Tata Mutual Fund managing director, KN Atmaramani said that high expectations built up by players like assured high returns during 1990-93 but failed to deliver on their promises in the wake of market dynamics changing the risk-return profile of the industry in the subsequent years, particularly during 1994-98 when the industry faced a setback.
The awareness building issue among investors and distributors should also have been done earlier. The result is that intermediaries are a suspected community today. There is a desperate need to train them, said SBI Mutual Fund managing director, Niamatullah.
Mutual funds have also been sold incorrectly by intermediaries, opined most of the speakers present at the seminar. Mr Niamatullah said that registrars and distributors have a very important and responsible role to play. He also stated Sebi regulations to that effect are also the need of the hour.
Investors should understand that past performance cannot always be repeated. Investors should avoid short-term returns being annualised as also not panic on negative returns, Mr Atamaramani said. Daily dividends on debt funds raises too much expectations said Mr Naimatullah. Investors should consider costs while investing, as high cost could be a drag on returns felt some mutual fund chiefs. IDBI-Principal Asset Management managing director and CEO, Sanjay Sachdev said, "Investors should look for loads and weigh the impact that these will have on their returns."

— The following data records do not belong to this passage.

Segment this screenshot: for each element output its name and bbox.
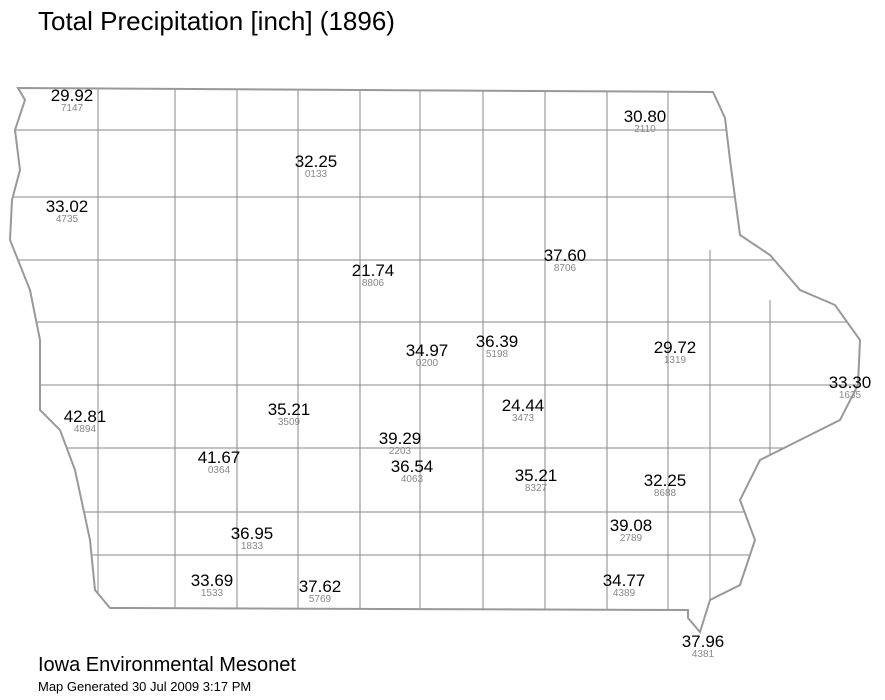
state-outline — [8, 86, 862, 635]
station-id: 8806 — [362, 278, 385, 289]
station-value: 42.81 — [64, 407, 107, 426]
station-value: 37.96 — [682, 632, 725, 651]
station-id: 3509 — [278, 417, 301, 428]
station-value: 21.74 — [352, 261, 395, 280]
station-id: 2203 — [389, 446, 412, 457]
station-value: 33.30 — [829, 373, 872, 392]
station-value: 36.39 — [476, 332, 519, 351]
station-value: 35.21 — [268, 400, 311, 419]
station-id: 8688 — [654, 488, 677, 499]
station-id: 4381 — [692, 649, 715, 660]
station-id: 0200 — [416, 358, 439, 369]
station-id: 1319 — [664, 355, 687, 366]
station-value: 32.25 — [644, 471, 687, 490]
station-id: 4894 — [74, 424, 97, 435]
station-value: 29.92 — [51, 86, 94, 105]
station-id: 8706 — [554, 263, 577, 274]
station-value: 36.95 — [231, 524, 274, 543]
station-id: 2110 — [634, 124, 656, 135]
station-value: 39.29 — [379, 429, 422, 448]
station-value: 33.69 — [191, 571, 234, 590]
county-grid — [10, 88, 860, 610]
station-value: 32.25 — [295, 152, 338, 171]
station-value: 34.97 — [406, 341, 449, 360]
station-id: 8327 — [525, 483, 548, 494]
map-title: Total Precipitation [inch] (1896) — [38, 6, 395, 36]
organization: Iowa Environmental Mesonet — [38, 654, 296, 676]
station-value: 39.08 — [610, 516, 653, 535]
station-id: 1635 — [839, 390, 862, 401]
station-value: 36.54 — [391, 457, 434, 476]
station-value: 30.80 — [624, 107, 667, 126]
station-value: 34.77 — [603, 571, 646, 590]
station-id: 4735 — [56, 214, 79, 225]
station-id: 4389 — [613, 588, 636, 599]
generated-note: Map Generated 30 Jul 2009 3:17 PM — [38, 679, 251, 694]
station-id: 0133 — [305, 169, 328, 180]
station-value: 37.60 — [544, 246, 587, 265]
station-id: 5769 — [309, 594, 332, 605]
station-id: 1533 — [201, 588, 224, 599]
station-id: 5198 — [486, 349, 509, 360]
station-id: 0364 — [208, 465, 231, 476]
station-value: 24.44 — [502, 396, 545, 415]
station-value: 41.67 — [198, 448, 241, 467]
station-id: 4063 — [401, 474, 424, 485]
station-value: 29.72 — [654, 338, 697, 357]
station-id: 1833 — [241, 541, 264, 552]
station-value: 33.02 — [46, 197, 89, 216]
station-id: 2789 — [620, 533, 643, 544]
station-value: 37.62 — [299, 577, 342, 596]
station-value: 35.21 — [515, 466, 558, 485]
station-id: 3473 — [512, 413, 535, 424]
station-id: 7147 — [61, 103, 84, 114]
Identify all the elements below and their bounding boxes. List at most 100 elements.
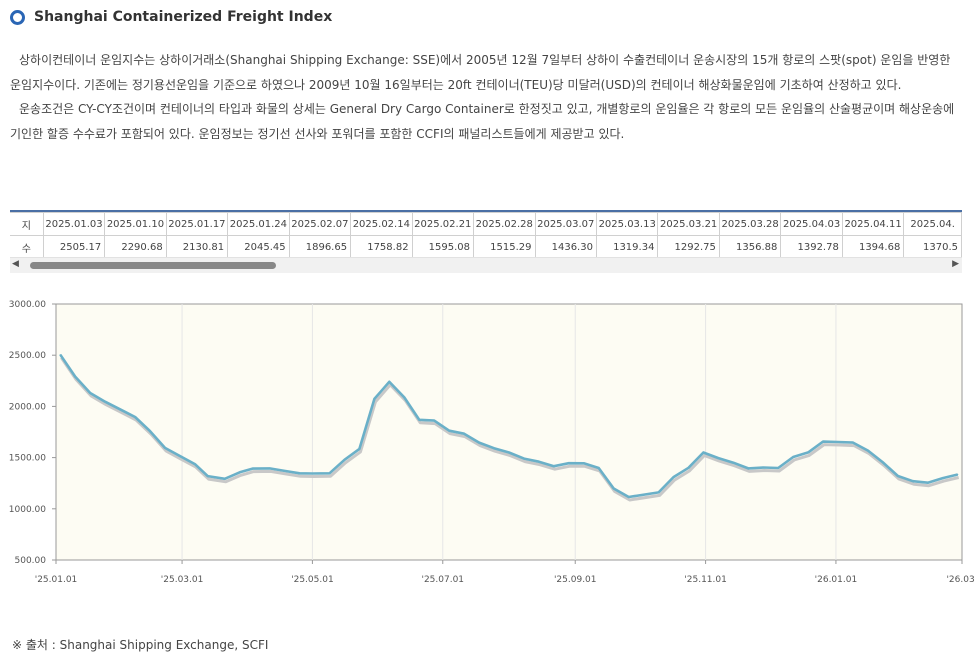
data-point: [583, 462, 585, 464]
table-cell-date: 2025.01.17: [165, 212, 229, 236]
table-cell-date: 2025.02.07: [288, 212, 352, 236]
scrollbar-thumb[interactable]: [30, 262, 276, 269]
series-line-shadow: [60, 356, 960, 502]
data-point: [897, 475, 899, 477]
data-point: [239, 471, 241, 473]
data-point: [134, 416, 136, 418]
data-point: [538, 461, 540, 463]
table-row-dates: 지 2025.01.03 2025.01.10 2025.01.17 2025.01.…: [10, 212, 962, 236]
y-tick-label: 2000.00: [9, 402, 46, 412]
data-point: [493, 447, 495, 449]
data-point: [628, 496, 630, 498]
table-cell-value: 2505.17: [42, 235, 106, 259]
data-point: [269, 467, 271, 469]
data-point: [388, 381, 390, 383]
data-point: [702, 451, 705, 454]
data-point: [927, 482, 929, 484]
table-cell-value: 2045.45: [227, 235, 290, 259]
data-point: [957, 473, 959, 476]
circle-bullet-icon: [10, 9, 25, 25]
table-row-values: 수 2505.17 2290.68 2130.81 2045.45 1896.65 175…: [10, 235, 962, 259]
data-point: [822, 441, 824, 443]
table-cell-value: 1370.5: [903, 235, 962, 259]
source-note: ※ 출처 : Shanghai Shipping Exchange, SCFI: [12, 638, 269, 652]
data-point: [553, 465, 555, 467]
data-point: [657, 491, 660, 494]
data-point: [568, 462, 570, 464]
table-cell-date: 2025.02.21: [411, 212, 475, 236]
data-point: [433, 420, 435, 422]
freight-index-chart: 3000.00 2500.00 2000.00 1500.00 1000.00 500.0…: [9, 300, 975, 585]
data-point: [687, 467, 690, 469]
data-point: [762, 466, 764, 469]
table-cell-value: 1292.75: [657, 235, 720, 259]
x-tick-label: '25.07.01: [421, 575, 464, 585]
table-cell-value: 1758.82: [350, 235, 413, 259]
table-cell-date: 2025.03.28: [718, 212, 782, 236]
table-cell-value: 1515.29: [473, 235, 536, 259]
y-tick-label: 3000.00: [9, 300, 46, 310]
data-point: [523, 458, 525, 460]
data-point: [478, 442, 480, 444]
data-point: [867, 450, 869, 452]
data-point: [882, 461, 884, 464]
y-tick-label: 1000.00: [9, 505, 46, 515]
y-tick-label: 2500.00: [9, 351, 46, 361]
table-cell-date: 2025.04.03: [780, 212, 843, 236]
description-paragraph-1: 상하이컨테이너 운임지수는 상하이거래소(Shanghai Shipping E…: [10, 53, 951, 92]
data-point: [837, 441, 839, 443]
data-point: [194, 463, 196, 465]
data-point: [448, 430, 450, 432]
data-point: [328, 472, 331, 474]
data-point: [104, 401, 106, 403]
table-cell-value: 1319.34: [595, 235, 659, 259]
data-point: [373, 398, 375, 400]
plot-area: [55, 303, 963, 561]
data-point: [852, 442, 854, 444]
table-cell-value: 1392.78: [780, 235, 843, 259]
table-cell-value: 1896.65: [288, 235, 352, 259]
data-point: [251, 467, 254, 470]
index-table-container[interactable]: 지 2025.01.03 2025.01.10 2025.01.17 2025.01.…: [10, 210, 962, 276]
data-point: [207, 475, 209, 477]
x-tick-label: '26.03.: [946, 575, 975, 585]
x-tick-label: '25.11.01: [684, 575, 727, 585]
x-tick-label: '26.01.01: [815, 575, 858, 585]
table-cell-date: 2025.04.: [903, 212, 962, 236]
index-table: 지 2025.01.03 2025.01.10 2025.01.17 2025.01.…: [10, 212, 962, 259]
x-tick-label: '25.09.01: [554, 575, 597, 585]
data-point: [613, 487, 615, 490]
title-row: Shanghai Containerized Freight Index: [10, 6, 332, 28]
data-point: [717, 457, 720, 459]
data-point: [747, 467, 749, 469]
data-point: [942, 477, 944, 479]
data-point: [179, 455, 181, 457]
description: 상하이컨테이너 운임지수는 상하이거래소(Shanghai Shipping E…: [10, 48, 965, 146]
table-scrollbar[interactable]: ◀ ▶: [10, 257, 962, 273]
data-point: [358, 448, 361, 450]
data-point: [777, 467, 779, 469]
data-point: [508, 451, 510, 454]
x-tick-label: '25.03.01: [161, 575, 204, 585]
table-cell-value: 1595.08: [411, 235, 475, 259]
table-cell-value: 1436.30: [534, 235, 597, 259]
data-point: [284, 470, 286, 472]
table-cell-value: 2130.81: [165, 235, 229, 259]
data-point: [343, 459, 346, 461]
data-point: [164, 447, 166, 449]
data-point: [298, 472, 301, 474]
table-cell-value: 1356.88: [718, 235, 782, 259]
scroll-right-arrow-icon[interactable]: ▶: [952, 259, 959, 269]
data-point: [89, 392, 91, 394]
data-point: [418, 419, 420, 421]
data-point: [912, 480, 914, 482]
scroll-left-arrow-icon[interactable]: ◀: [12, 259, 19, 269]
data-point: [74, 376, 76, 378]
y-tick-label: 500.00: [15, 556, 47, 566]
data-point: [59, 354, 61, 356]
table-cell-date: 2025.03.21: [657, 212, 720, 236]
table-cell-value: 2290.68: [104, 235, 167, 259]
y-tick-label: 1500.00: [9, 454, 46, 464]
row-label-value: 수: [10, 235, 44, 259]
table-cell-date: 2025.03.13: [595, 212, 659, 236]
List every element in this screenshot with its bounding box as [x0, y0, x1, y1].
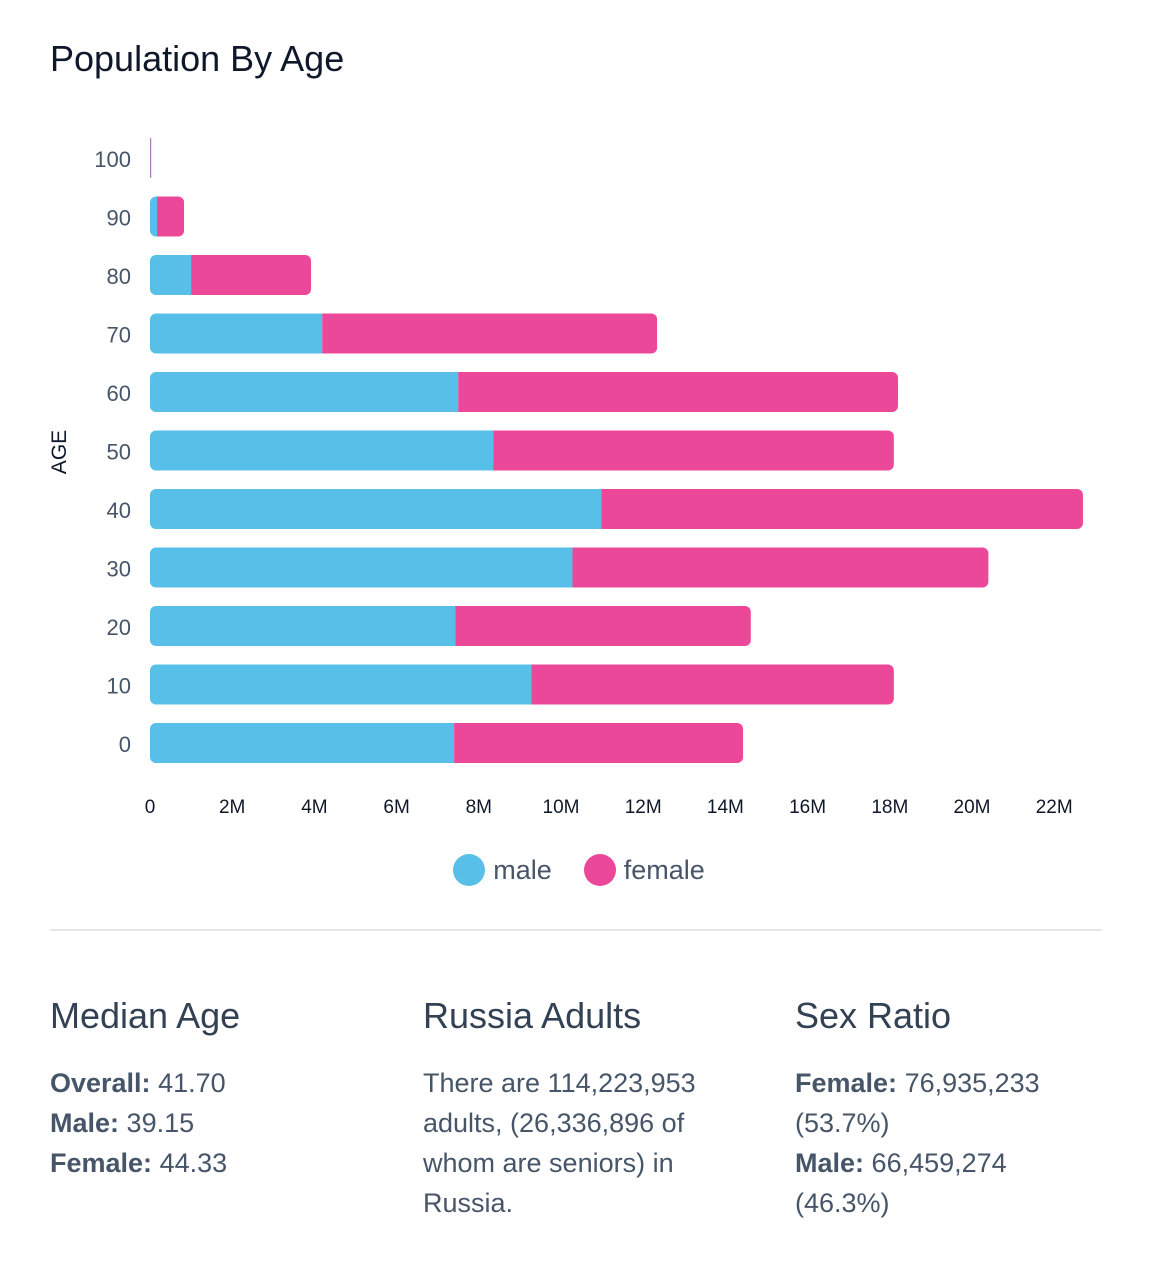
- bar-male-20: [150, 606, 456, 646]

On the other hand, they should also look out for funds that waive or absorb expenses as a marketing ploy to boost yields temporarily, he said. Awareness building of the industry should have been done.
He also said that investors should understand that as markets become efficient, fund managers would find it increasingly difficult to consistently outform the Sensex. At present, since markets have not matured, outperforming the index is no big deal, anybody can today outperform the market, he added.
Mr Atmaramanin said the composite performance ranking by Value Research for the mutual funds industry is the most scientific and effective way of rating.